あと一歩、もう一歩と声をかけ合い、励まし合って進んだ先で見通しが悪くなってきた時。自分一人ならこのまま突き進むこともできるけれど、この先どんどん道が細くなれば、誰かの手を引いて目的地まで辿り着くことは難しい。ため息をつきながら今来た道を引き返す場面が心もとなく思えたなら、それはきっとはじまりの合図。ぼんやりと薄暗い夜明けの景色に、朝日はゆっくりと差し込みます。その光の中で、私たちは誰かと共に進む道を見つけることができるかもしれません。

\ ヘイディさんにもっと聞きたい!/

Q. どのようにして描きますか?
構図を決めてからペイントします。光と影のコントラストを表現したいので、キャンバスの下部や端から上部や黄金比に向かって明度を上げるように構成を組みます。

お気に入りのカラーパレットは、ブラウン・グリーン・ゴールドです。全体の基調となる色にメタリックカラーを組み合わせることで、その輝きが作品に生命力と躍動感を吹き込んでくれます。

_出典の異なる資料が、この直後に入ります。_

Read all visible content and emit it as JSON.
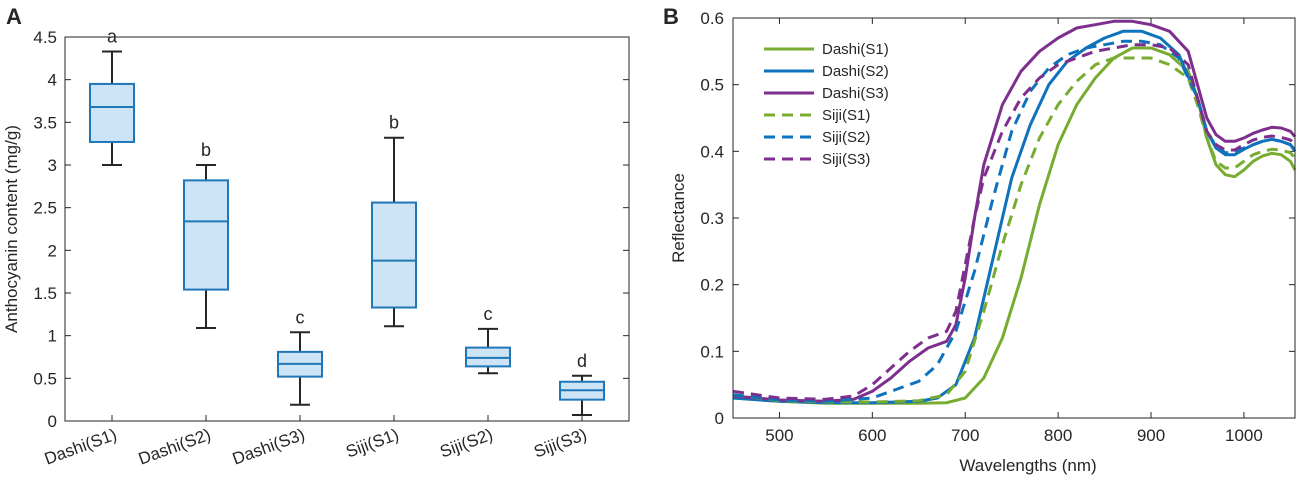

テクニックとしては、画材をキャンバスに垂らし、傾けることで模様を描く「流し込み」が好きです。その際に用いる画材は鉱物を原料とするマイカパウダーや金粉、最近はスプレーペイントやアルコールインクも使用します。植物の根やフォークを絵筆の代わりにするなど、自由な発想で創作を楽しんでいます。

Q. この季節、フィンランドではどんな花が旬ですか?
フレッシュな生花のブーケを作るなら、紫色のヘザー、ビルベリーの枝をラズベリーや様々な干し草と組み合わせるのが気に入っています。

8月のフィンランドは、様々な野の花が咲き誇っています。水分量が少なく乾燥に向いているものはドライフラワーにして、冬にはドライフラワーアレンジメントとして使います。私が今一番好きな花は芍薬ですが、季節によって常に変わります。

Q. 幸せについてどのようにお考えですか?
幸せは、手の届くところにあると思っています。願いを叶えたり、素晴らしいことを成し遂げたり、小さな幸せの瞬間を楽しんだり。何かがうまくいかない場合は今の生活を見直すことで、誰もが幸せに向かって進むことができると考えます。物事を正しい名前で呼び、洞察力をもって話すことも幸せへの鍵となります。

フィンランドには良い面もありますが、メンタルヘルスの問題がたくさんあると思います。子どもや若者の福祉、その他の治療サービスのためには多くのリソースが必要です。

自分の人生を理解し、ささいなことを楽しむ方法を知る。人生は素晴らしいです。